Coinbase inadvertently earned about $1m after Curve hack

The cryptocurrency exchange Coinbase, acting as a validator, processed an Ethereum transaction following the DeFi protocol Curve Finance hack and earned about $1m in rewards. This is reported by CoinDesk.

On July 30, an unknown attacked Curve Finance’s stablecoin pools and withdrew about $61.7m. The platform’s asset-pricing system operated incorrectly for a time.

A trading bot spotted a unique arbitrage opportunity and paid 570 ETH (about $1m at the rate at the time) to have the transaction processed out of turn.

The recipient of the reward was Coinbase, according to data from analytics firm Nansen and the lending protocol Alchemix, which was affected by the hack. Alchemix noted that the exchange had not reimbursed the assets even after a request.

“Coinbase demonstrated an unwillingness to return the funds, despite the deliberate extraction of value directly from the exploit,” said Alchemix.

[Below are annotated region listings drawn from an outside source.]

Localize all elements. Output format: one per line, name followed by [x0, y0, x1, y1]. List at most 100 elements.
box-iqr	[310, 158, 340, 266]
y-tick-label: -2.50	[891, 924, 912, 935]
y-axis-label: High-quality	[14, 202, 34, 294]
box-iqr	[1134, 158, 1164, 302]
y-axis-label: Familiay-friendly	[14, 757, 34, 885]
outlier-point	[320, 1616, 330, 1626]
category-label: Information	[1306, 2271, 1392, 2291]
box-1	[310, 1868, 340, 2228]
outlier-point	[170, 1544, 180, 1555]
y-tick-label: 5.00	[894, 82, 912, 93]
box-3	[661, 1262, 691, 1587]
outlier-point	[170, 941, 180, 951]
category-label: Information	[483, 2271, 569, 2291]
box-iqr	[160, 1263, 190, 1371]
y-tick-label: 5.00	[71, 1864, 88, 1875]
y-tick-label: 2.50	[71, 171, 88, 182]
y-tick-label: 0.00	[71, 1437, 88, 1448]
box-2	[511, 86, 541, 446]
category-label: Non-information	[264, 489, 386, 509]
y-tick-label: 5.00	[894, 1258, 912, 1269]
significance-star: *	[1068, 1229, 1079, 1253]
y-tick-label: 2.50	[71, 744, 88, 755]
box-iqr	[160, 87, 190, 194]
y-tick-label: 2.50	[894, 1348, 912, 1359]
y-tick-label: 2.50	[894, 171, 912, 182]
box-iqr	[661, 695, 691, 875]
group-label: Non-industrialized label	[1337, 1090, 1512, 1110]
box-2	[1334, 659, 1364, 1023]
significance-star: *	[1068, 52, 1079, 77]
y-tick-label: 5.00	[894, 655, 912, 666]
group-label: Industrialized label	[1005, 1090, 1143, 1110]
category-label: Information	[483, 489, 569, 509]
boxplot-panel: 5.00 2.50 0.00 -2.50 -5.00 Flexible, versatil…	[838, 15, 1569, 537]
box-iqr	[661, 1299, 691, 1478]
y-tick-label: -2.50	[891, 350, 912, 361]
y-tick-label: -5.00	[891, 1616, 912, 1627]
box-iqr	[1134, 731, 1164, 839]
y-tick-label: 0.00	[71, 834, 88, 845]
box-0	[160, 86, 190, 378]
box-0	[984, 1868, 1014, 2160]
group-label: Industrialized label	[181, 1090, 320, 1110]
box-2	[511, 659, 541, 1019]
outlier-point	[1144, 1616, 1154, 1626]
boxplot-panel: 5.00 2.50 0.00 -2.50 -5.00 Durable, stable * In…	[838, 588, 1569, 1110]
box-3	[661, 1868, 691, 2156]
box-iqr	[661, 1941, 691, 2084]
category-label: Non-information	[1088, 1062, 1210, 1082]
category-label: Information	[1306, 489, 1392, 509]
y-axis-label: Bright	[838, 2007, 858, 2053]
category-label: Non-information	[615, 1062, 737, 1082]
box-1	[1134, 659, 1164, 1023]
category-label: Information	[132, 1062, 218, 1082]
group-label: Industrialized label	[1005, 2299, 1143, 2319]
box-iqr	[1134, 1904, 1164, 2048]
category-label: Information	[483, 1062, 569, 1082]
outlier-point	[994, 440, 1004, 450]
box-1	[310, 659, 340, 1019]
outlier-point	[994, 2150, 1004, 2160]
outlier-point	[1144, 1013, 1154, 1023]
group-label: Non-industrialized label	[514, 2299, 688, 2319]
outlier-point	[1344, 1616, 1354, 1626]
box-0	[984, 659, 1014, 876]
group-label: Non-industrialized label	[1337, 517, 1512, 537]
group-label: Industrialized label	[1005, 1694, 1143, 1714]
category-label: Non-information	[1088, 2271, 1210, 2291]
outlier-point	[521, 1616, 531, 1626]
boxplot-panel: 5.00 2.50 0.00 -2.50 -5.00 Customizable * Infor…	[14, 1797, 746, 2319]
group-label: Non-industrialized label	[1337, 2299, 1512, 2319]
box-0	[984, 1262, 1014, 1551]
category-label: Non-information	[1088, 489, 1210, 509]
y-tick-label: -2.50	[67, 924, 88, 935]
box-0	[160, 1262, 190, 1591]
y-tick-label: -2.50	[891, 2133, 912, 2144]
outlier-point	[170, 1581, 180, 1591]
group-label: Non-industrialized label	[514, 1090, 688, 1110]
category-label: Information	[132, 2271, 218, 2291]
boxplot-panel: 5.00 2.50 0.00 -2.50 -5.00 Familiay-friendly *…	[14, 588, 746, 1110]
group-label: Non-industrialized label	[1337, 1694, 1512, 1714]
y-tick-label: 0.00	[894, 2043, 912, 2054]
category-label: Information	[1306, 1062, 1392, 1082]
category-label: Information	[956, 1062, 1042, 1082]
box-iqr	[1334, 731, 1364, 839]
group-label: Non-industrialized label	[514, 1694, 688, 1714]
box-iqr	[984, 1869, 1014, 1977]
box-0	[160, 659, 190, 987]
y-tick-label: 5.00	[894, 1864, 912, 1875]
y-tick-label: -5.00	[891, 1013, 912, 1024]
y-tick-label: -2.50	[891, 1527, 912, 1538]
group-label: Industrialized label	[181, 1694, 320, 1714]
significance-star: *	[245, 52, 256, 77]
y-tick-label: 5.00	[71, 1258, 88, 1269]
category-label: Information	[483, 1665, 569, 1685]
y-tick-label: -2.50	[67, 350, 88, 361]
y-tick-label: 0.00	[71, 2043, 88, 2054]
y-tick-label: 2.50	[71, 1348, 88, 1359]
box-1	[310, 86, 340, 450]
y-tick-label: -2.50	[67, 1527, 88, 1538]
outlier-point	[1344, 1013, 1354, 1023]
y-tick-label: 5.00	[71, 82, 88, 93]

The platform cited a lack of legal grounds for reimbursement.

On August 4, the Curve partially returned the funds, transferring assets valued at more than $20m to JPEG’d and Alchemix. The attacker received the promised reward of 10% of the amount.

Earlier in August, Curve offered a reward of $1.85m for identifying the hacker to bring him to court.

The project team said that the deadline for voluntary restitution had expired. Curve added that if the hacker fully reimburses the stolen assets, they would drop the pursuit.